海老坂武「加藤周一ー二十世紀を問う」

*(岩波新書)ISBN978-4-00-431421-9

優れたPaperの「Summary」を書くのを日課にしていた先輩がいた。いつかは、Author を超えることを目指していたそうだ。少し、見習って我流で始めてみたが、途中で挫折した。乗り越えるどころか、その著者と論文が優秀であればあるほど、中味に圧倒されるのが関の山だった。対象者と「抄録」作成者との誠実な知的共同作業というべきこの著書を読んで感じたのはまずその事だった。加藤周一のいくつかの著書、特に自伝というべき「羊の歌」などを読んではみているが、その「テーベの大門」を見上げながら、今だに佇んでいる次第である。著者も、加藤周一を知るには、「羊の歌」からと推奨しているので、正しく門の入り口に立っているので少し安心し、また、「羊の歌」での以下の記述、太平洋戦争が始まった十二月八日夜に、加藤青年は、観客もまばらな新橋演舞場に、文楽を見に(聴きに?)ゆく箇所がもっとも好きだとの感想も共有するので、ますますその意を強くした。
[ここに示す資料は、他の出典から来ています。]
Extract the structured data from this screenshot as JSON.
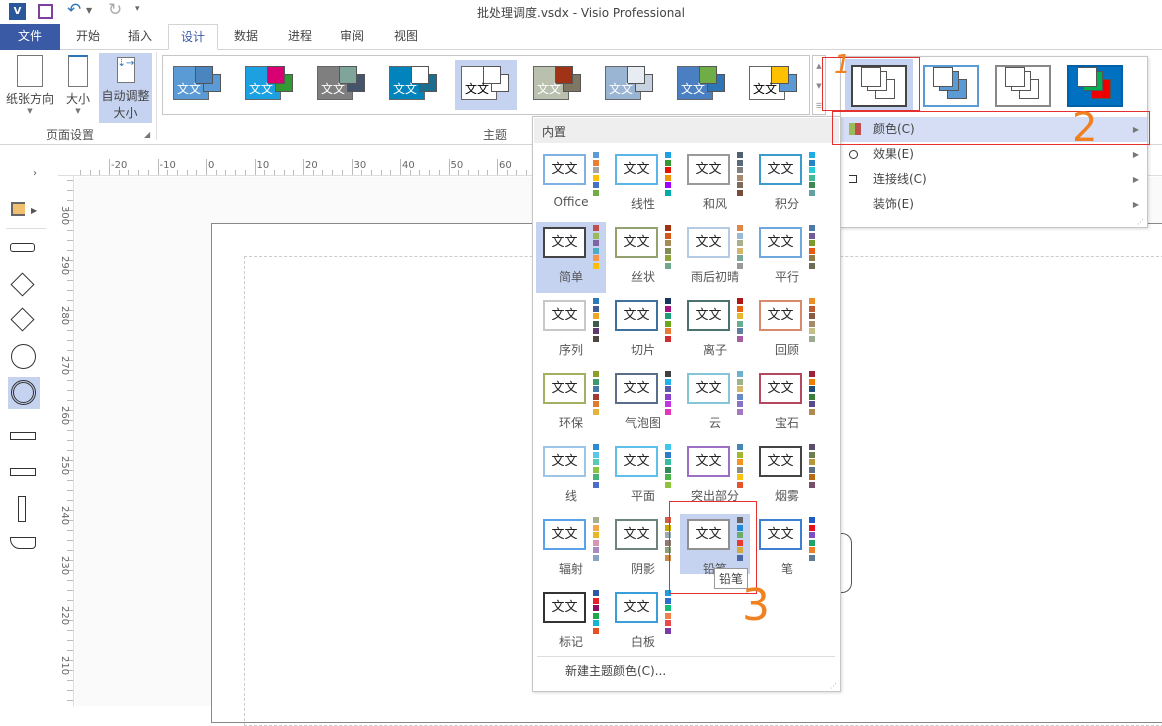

私は忽ち義大夫と三味線の世界のなかにひきこまれていった。…もはやそこには、いくさも、燈火管制も、内閣情報局も、なかった。その代りに、何ものをも以てしても揺り動かし難い強固な一つの世界、女の恋の嘆きを、そのあらゆる微妙な陰影を映しながら、一つの様式にまで昇華させた世界、三味線と古靭大夫の声の呼吸に一部の隙もない表現の世界が、あった。その世界は、そのときはじめて、観客の厚い層を通してではなく、裸で、じかに、劇場の外のもう一つの世界ーー軍国日本の観念と実際のすべてに相対し、そのあらゆる自己充足性と自己目的性において、少しもゆるらず、鮮かに堂々と、悲劇的に立っていた

なんと、艶やかな感性に裏打ちされての、明晰で論理的な文章だろう!これが、加藤周一ワールドであると思う。昨今、撒き散らされる醜悪な発言の数々とは、対極的な世界が、ここにある。いつか、この優れた「抄録」に導かれて、大門の中も堪能したいものである。